Aku memejamkan mata. Lalu memijat keningku. Sophie ikut berdiri.
"Ini tanda pengenal ku. Kau bisa datang ke kantorku kalau kau tidak percaya. Dan kau boleh datang ke rumah itu." Sophie melirik Abi. "Walau rencananya dia akan membawamu ke sana setelah semuanya selesai. Tapi, apa boleh buat." Sophie yang mengenakan setelah blazer dan celana bahan yang sangat rapi, mengedikkan kedua bahunya. Dia nampak santai, berbeda dengan Abi yang tegang.
"Jadi, semua ini maksudnya apa?" tanyaku malah tidak mengerti.
Abi berjalan mendekat padaku. Kemudian memegang kedua pundakku, menyusuri lenganku hingga sampai menggengam tanganku.
"Seharusnya tidak seperti ini," katanya lirih. "Tiket parkir itu," ucap Abi. "Aku berkeliling mall bersama Sophie untuk mencari cincin berlian untukmu. Kenapa harus bersama Sophie? dia mengerti soal itu." Aku melirik Sophie yang ada di belakang Abi. Ya, aku percaya. Penampilannya saja glamour. "Bukti p********n cincin, ya itu untukmu. Lalu rumah. Sophie bukan hanya sekadar agent properti. Dia pemilik bisnisnya. Bisnis properti. Dia sengaja turun tangan langsung untuk memberikan rumah impian sesuai dengan apa yang aku mau."
"Dan juga, Arsenio. Kau tahu, kan, semahal apa untuk memakai jasanya? tapi karena dia sudah mengerti keinginanmu, persisnya yang kau inginkan. Jadi, walau mahal aku tetap menjadikan dia untuk membangun mimpimu."

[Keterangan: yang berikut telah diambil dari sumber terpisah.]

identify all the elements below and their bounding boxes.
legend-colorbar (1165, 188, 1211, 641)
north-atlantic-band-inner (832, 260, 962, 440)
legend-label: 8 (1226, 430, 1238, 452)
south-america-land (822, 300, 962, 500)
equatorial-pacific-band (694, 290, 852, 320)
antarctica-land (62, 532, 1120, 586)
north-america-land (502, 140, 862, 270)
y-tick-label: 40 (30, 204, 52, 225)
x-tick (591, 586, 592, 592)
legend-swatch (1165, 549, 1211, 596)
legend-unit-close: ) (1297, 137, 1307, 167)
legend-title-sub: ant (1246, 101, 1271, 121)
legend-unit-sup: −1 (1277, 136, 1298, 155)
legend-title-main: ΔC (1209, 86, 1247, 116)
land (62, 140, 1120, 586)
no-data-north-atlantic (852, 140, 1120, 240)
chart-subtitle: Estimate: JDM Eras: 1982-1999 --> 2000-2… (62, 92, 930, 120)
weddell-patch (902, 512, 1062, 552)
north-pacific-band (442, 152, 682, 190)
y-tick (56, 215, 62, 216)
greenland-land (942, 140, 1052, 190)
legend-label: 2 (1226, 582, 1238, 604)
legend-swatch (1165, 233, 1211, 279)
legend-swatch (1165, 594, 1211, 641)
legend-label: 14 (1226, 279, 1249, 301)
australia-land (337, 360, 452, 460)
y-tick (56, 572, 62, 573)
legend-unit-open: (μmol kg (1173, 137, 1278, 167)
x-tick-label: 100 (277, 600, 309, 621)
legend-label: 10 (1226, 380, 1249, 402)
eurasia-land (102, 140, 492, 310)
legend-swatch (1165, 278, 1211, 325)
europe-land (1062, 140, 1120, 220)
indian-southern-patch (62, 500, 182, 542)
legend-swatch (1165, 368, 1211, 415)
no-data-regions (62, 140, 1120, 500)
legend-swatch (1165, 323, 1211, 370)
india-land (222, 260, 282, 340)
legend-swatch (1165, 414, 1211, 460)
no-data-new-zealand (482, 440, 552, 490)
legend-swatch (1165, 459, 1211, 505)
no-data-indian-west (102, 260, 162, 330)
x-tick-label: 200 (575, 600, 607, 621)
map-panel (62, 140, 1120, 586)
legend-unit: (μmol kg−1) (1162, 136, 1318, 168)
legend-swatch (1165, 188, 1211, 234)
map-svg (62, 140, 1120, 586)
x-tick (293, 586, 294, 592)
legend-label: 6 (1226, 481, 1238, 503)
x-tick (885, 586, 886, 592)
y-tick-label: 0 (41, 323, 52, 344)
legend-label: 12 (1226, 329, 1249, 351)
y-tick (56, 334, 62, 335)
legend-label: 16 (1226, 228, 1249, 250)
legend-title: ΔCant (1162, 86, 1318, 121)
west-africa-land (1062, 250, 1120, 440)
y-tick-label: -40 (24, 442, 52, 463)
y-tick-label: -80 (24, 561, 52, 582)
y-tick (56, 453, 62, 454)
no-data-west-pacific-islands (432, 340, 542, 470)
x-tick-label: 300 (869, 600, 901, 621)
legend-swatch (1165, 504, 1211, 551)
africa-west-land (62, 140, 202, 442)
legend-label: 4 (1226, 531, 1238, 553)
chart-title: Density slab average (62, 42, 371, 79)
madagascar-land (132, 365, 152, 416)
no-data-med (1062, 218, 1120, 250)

Aku tidak tahu harus mengatakan apa. Haruskah percaya, atau bagaimana. Ini semua seperti tidak mungkin. Tapi terjadi padaku. Sejauh ini, aku hanya bisa terdiam menatapnya, dan menatap Sophie yang masih berdiri di sana. Aku mengigit bibir bawah ku. Mulai terasa nyata.
"Aku sudah menghabiskan ratusan juta untuk semua ini, An." Abi menjambak rambutnya. Terlihat sangat jengkel. "Percayalah padaku." Semakin lama, suara lembutnya berubah menjadi menuntut.
"Aku tidak tahu."
Ucapku pada akhirnya. Dan bergegas menghilang dari hadapannya.